Courtesy of The Wall Street Journal (9/27)
Perhaps a lot that could be said here regarding machines over men. The bottom line is that – the bottom line – cost savings without compromising patient safety or quality. Improved care at a lower cost. That remains the fight song for medicine. Of course, improving care at a lower cost, particularly if the lower cost comes at the expense of an expensive practitioner then we may not say we are really trying to improve care at a lower cost – just perhaps improve care without a reduction in reimbursement (i.e. cost) to provide that care. Anyways, physician extenders – be they allied health, nurses, physician assistants, certified providers of subspecialty care, pathologist assistants or “doctors of anatomic pathology”, as I recently saw, and even robots will continue to dot the healthcare landscape.
J&J’s New Sedation Machine Promises Cheaper Colonoscopies; Doctors Fight Back
Anesthesiologists, who are among the highest-paid physicians, have long fought people in health care who target their specialty to curb costs. Now the doctors are confronting a different kind of foe: machines.

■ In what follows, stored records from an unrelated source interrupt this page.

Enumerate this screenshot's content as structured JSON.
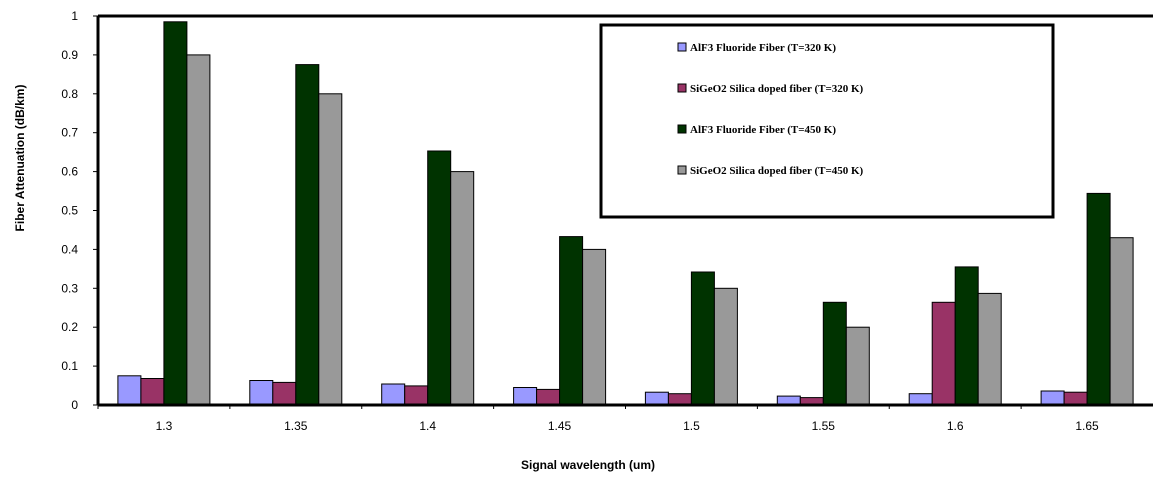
{
  "chart_data": {
    "type": "bar",
    "title": "",
    "xlabel": "Signal wavelength (um)",
    "ylabel": "Fiber Attenuation (dB/km)",
    "ylim": [
      0,
      1
    ],
    "yticks": [
      "0",
      "0.1",
      "0.2",
      "0.3",
      "0.4",
      "0.5",
      "0.6",
      "0.7",
      "0.8",
      "0.9",
      "1"
    ],
    "categories": [
      "1.3",
      "1.35",
      "1.4",
      "1.45",
      "1.5",
      "1.55",
      "1.6",
      "1.65"
    ],
    "legend_position": "top-right",
    "grid": false,
    "series": [
      {
        "name": "AlF3 Fluoride Fiber (T=320 K)",
        "color": "#9999ff",
        "values": [
          0.075,
          0.063,
          0.054,
          0.045,
          0.033,
          0.023,
          0.029,
          0.036
        ]
      },
      {
        "name": "SiGeO2 Silica doped fiber (T=320 K)",
        "color": "#993366",
        "values": [
          0.068,
          0.058,
          0.049,
          0.04,
          0.029,
          0.019,
          0.264,
          0.033
        ]
      },
      {
        "name": "AlF3 Fluoride Fiber (T=450 K)",
        "color": "#003300",
        "values": [
          0.985,
          0.875,
          0.653,
          0.433,
          0.342,
          0.264,
          0.355,
          0.544
        ]
      },
      {
        "name": "SiGeO2 Silica doped fiber (T=450 K)",
        "color": "#999999",
        "values": [
          0.9,
          0.8,
          0.6,
          0.4,
          0.3,
          0.2,
          0.287,
          0.43
        ]
      }
    ]
  }
}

A new system called Sedasys, made by Johnson & Johnson, would automate the sedation of many patients undergoing colon-cancer screenings called colonoscopies. That could take anesthesiologists out of the room, eliminating a big source of income for the doctors.
More than $1 billion is spent each year sedating patients undergoing otherwise painful colonoscopies, according to a RAND Corp. study that J&J sponsored.
J&J hopes the potential savings from using Sedasys will appeal to hospitals and clinics and drive machine sales, which are set to begin early next year. Sedasys “is a great way to improve care and reduce costs,” J&J CEO Alex Gorsky said in an interview.